COM-MUTE.
reduce (a judicial sentence, esp. a sentence of death) to one less severe. Statement.

Commute my second body of work set in South Africa explores multiple themes; fear, xenophobia, fate, issues such as crime, urban decay, the existence of the individual in an 'unpredictable & unsafe' world. The work intends to tussle with both literal and figurative notions of fear through objective and subjective record of place. That place for the purpose of the narrative of this collection of photographs, is the commuter railway journey from Cape Town's city central station to the quaint coastal enclave of Simon's Town. This is not a random selection of one route over the many routes which the state run Metro Rail runs across peninsular Cape Town. Or to neglect the countless other city commuter rail services globally that cut through diverse social, ethnological & geographical zones and could be treated with equal consideration!

I choose this route because in contemporary South African terms it has been regarded as a heaven and hell experience. Scenic yet dangerous. Violent crime on and off the train has been and continues to plague the route. There are certainly social and political inferences built into it's very essence, but I don't dwell on the complexities of them here. Possibly subliminally though I do gather referrals from another period in South Africa's history. That of the 1980's, apartheid and the 'old' South Africa.

Certainly there continues to be much social comment that, under the authoritarian and draconian ways of the apartheid regime, this very same commute was clean, orderly and safe. Certainly the seed from which this work germinated was a flashback to riding this line during summer of 1985. Recalling the fresh south easterly wind off table bay wafting through the open doors and windows of the train and seeing for the first time the dazzling powder white beaches of Muizenburg. It all seemed so bright, cheerful. Gay.

All the while back then, apartheid at it's zenith, 'whites only' signs forbade Africans from boarding the train, and sharing in this delightful escapade to the sea. But I have to emphasize! This collection of photographs is not about the social ramifications of apartheid. But neither do I put the notions of racial fear or xenophobia aside! And I do challenge myself to walk the underpasses and bridges, wander the corridors and platforms of the Metro Rail as a white person in contemporary South Africa and ask myself, how do I feel?
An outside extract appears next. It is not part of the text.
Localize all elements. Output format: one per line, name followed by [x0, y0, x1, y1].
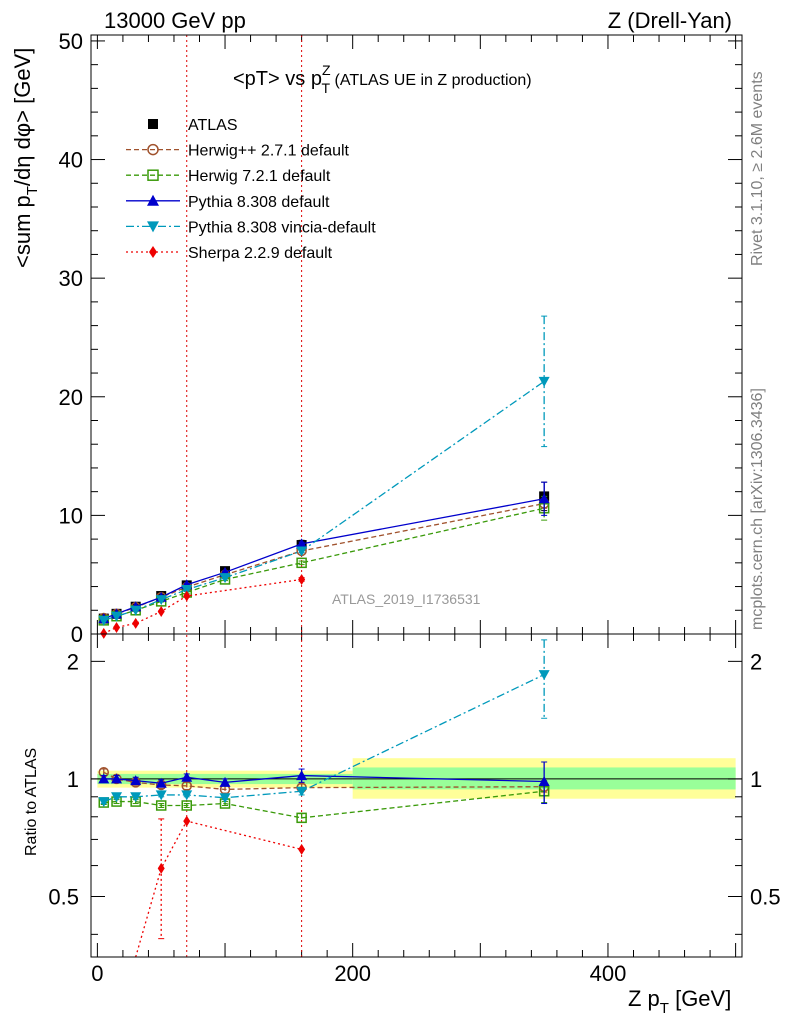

Do I journey with trepidation? By choosing this trail of cast iron and making it the thread central to my own perceptions of 'existentializm' and corresponding notions of angst, fear of strangers, phobias and how with every twist and turn of the track, notice the gated windows or doors, razor wired fences, & dead pan faces I see the somehow the fate of a nation, the fate of a city, the fate of the individual. My own fate.

Ultimately the title for this body of work, Commute 'to reduce a death sentence to one less severe' is apt, for it directs us to consider that while we fear drudgery, strife, the monotonous life, the often threatening presence of others, we fear death the most. We prefer life, even a finite life to an eternal death.